About 55 companies – including Salesforce.com Inc., Nike Inc. and FedEx Corp. – that are part of the S&P 500 or Fortune 500 that have disclosed that they will not pay federal income tax in 2020, despite reporting earnings for the year, according to an ITEP report released earlier this month. ITEP has also reported in recent years that Amazon.com Inc, Netflix Inc. and Zoom Video Communications Inc. have avoided paying taxes when making money.

Business groups as well as Republicans have spoken out strongly against Biden’s proposal to impose taxes, saying the changes would hurt American companies’ ability to compete with foreign competitors.
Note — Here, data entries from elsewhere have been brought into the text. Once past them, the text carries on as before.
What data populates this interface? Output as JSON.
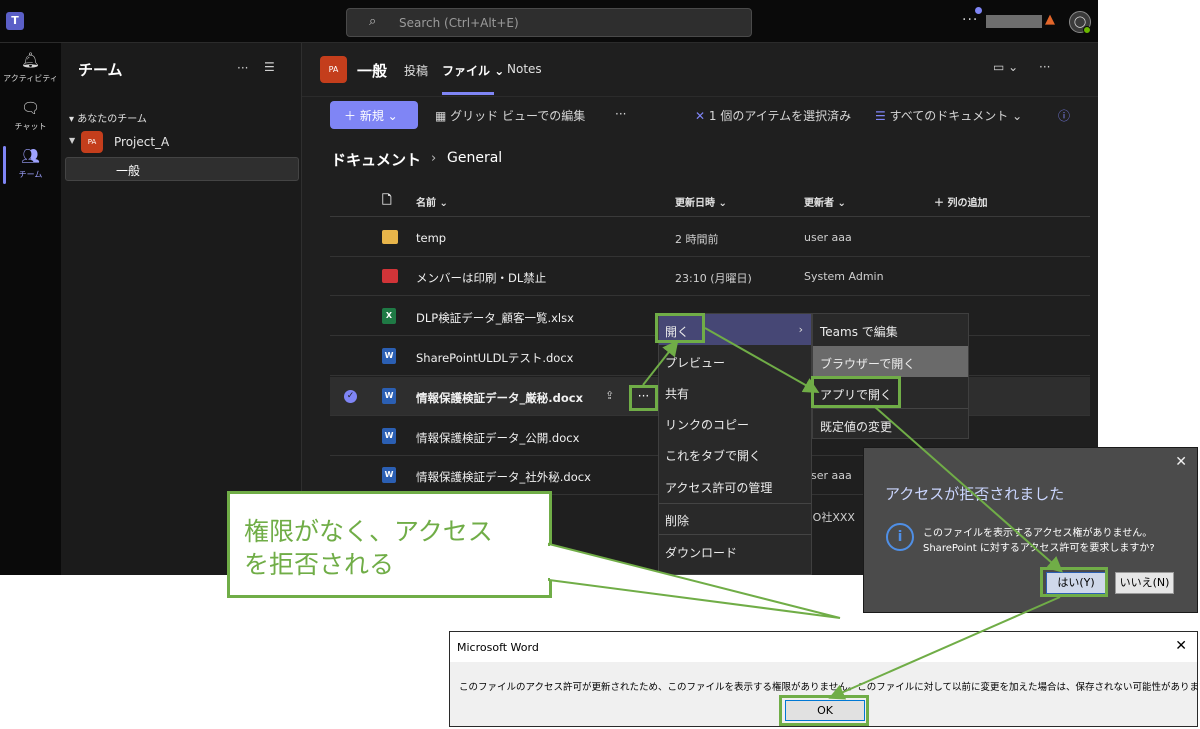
{
  "topbar": {
    "logo": "T",
    "search_placeholder": "Search (Ctrl+Alt+E)",
    "more": "···"
  },
  "rail": [
    {
      "icon": "bell-icon",
      "glyph": "🔔",
      "label": "アクティビティ"
    },
    {
      "icon": "chat-icon",
      "glyph": "💬",
      "label": "チャット"
    },
    {
      "icon": "teams-icon",
      "glyph": "👥",
      "label": "チーム"
    }
  ],
  "teamlist": {
    "title": "チーム",
    "more": "···",
    "section": "あなたのチーム",
    "team_avatar": "PA",
    "team_name": "Project_A",
    "channel": "一般"
  },
  "channel": {
    "avatar": "PA",
    "name": "一般",
    "tabs": [
      "投稿",
      "ファイル",
      "Notes"
    ],
    "more": "···"
  },
  "toolbar": {
    "new_label": "新規",
    "grid_edit": "グリッド ビューでの編集",
    "more": "···",
    "selected": "1 個のアイテムを選択済み",
    "view": "すべてのドキュメント",
    "info": "ⓘ"
  },
  "breadcrumb": {
    "root": "ドキュメント",
    "sep": "›",
    "current": "General"
  },
  "columns": {
    "name": "名前",
    "modified": "更新日時",
    "modified_by": "更新者",
    "add_column": "列の追加"
  },
  "files": [
    {
      "name": "temp",
      "type": "folder",
      "modified": "2 時間前",
      "by": "user aaa"
    },
    {
      "name": "メンバーは印刷・DL禁止",
      "type": "folder-red",
      "modified": "23:10 (月曜日)",
      "by": "System Admin"
    },
    {
      "name": "DLP検証データ_顧客一覧.xlsx",
      "type": "xlsx",
      "modified": "",
      "by": ""
    },
    {
      "name": "SharePointULDLテスト.docx",
      "type": "docx",
      "modified": "",
      "by": ""
    },
    {
      "name": "情報保護検証データ_厳秘.docx",
      "type": "docx",
      "modified": "",
      "by": "",
      "selected": true
    },
    {
      "name": "情報保護検証データ_公開.docx",
      "type": "docx",
      "modified": "",
      "by": ""
    },
    {
      "name": "情報保護検証データ_社外秘.docx",
      "type": "docx",
      "modified": "",
      "by": "user aaa"
    },
    {
      "name": "",
      "type": "",
      "modified": "",
      "by": "OO社XXX"
    }
  ],
  "row_more": "···",
  "context_menu": [
    "開く",
    "プレビュー",
    "共有",
    "リンクのコピー",
    "これをタブで開く",
    "アクセス許可の管理",
    "削除",
    "ダウンロード"
  ],
  "submenu": [
    "Teams で編集",
    "ブラウザーで開く",
    "アプリで開く",
    "既定値の変更"
  ],
  "access_dialog": {
    "title": "アクセスが拒否されました",
    "line1": "このファイルを表示するアクセス権がありません。",
    "line2": "SharePoint に対するアクセス許可を要求しますか?",
    "yes": "はい(Y)",
    "no": "いいえ(N)",
    "close": "✕"
  },
  "word_dialog": {
    "title": "Microsoft Word",
    "message": "このファイルのアクセス許可が更新されたため、このファイルを表示する権限がありません。このファイルに対して以前に変更を加えた場合は、保存されない可能性があります。",
    "ok": "OK",
    "close": "✕"
  },
  "callout": {
    "line1": "権限がなく、アクセス",
    "line2": "を拒否される"
  },
  "colors": {
    "accent": "#7f85f5",
    "annotation": "#70ad47",
    "background": "#1f1f1f"
  }
}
Bloomberg Intelligence: Manufacturers and multinationals can bear a higher infrastructure load

Joshua Bolten, the president of the Business Roundtable, said in a statement Monday evening that while members of the organization welcomed “a more level playing field for globally engaged US companies,” the global proposal for minimum taxation from the government “threatens to subject the US to. a major competitive disadvantage. “

The Information Technology Institute called on Biden to push through Trump’s reforms. “This tax policy promotes the growth of highly skilled, well-paid jobs, stimulates domestic investment and makes it possible United States“most innovative companies to remain globally competitive in developing and delivering products and services around the world,” the group said in a statement.

Meandering forward

It is not yet clear how effective Biden’s proposals will be, as no legislation has yet been drafted. Months of negotiations loom, with senior Democratic lawmakers pitching some of their own approaches as well.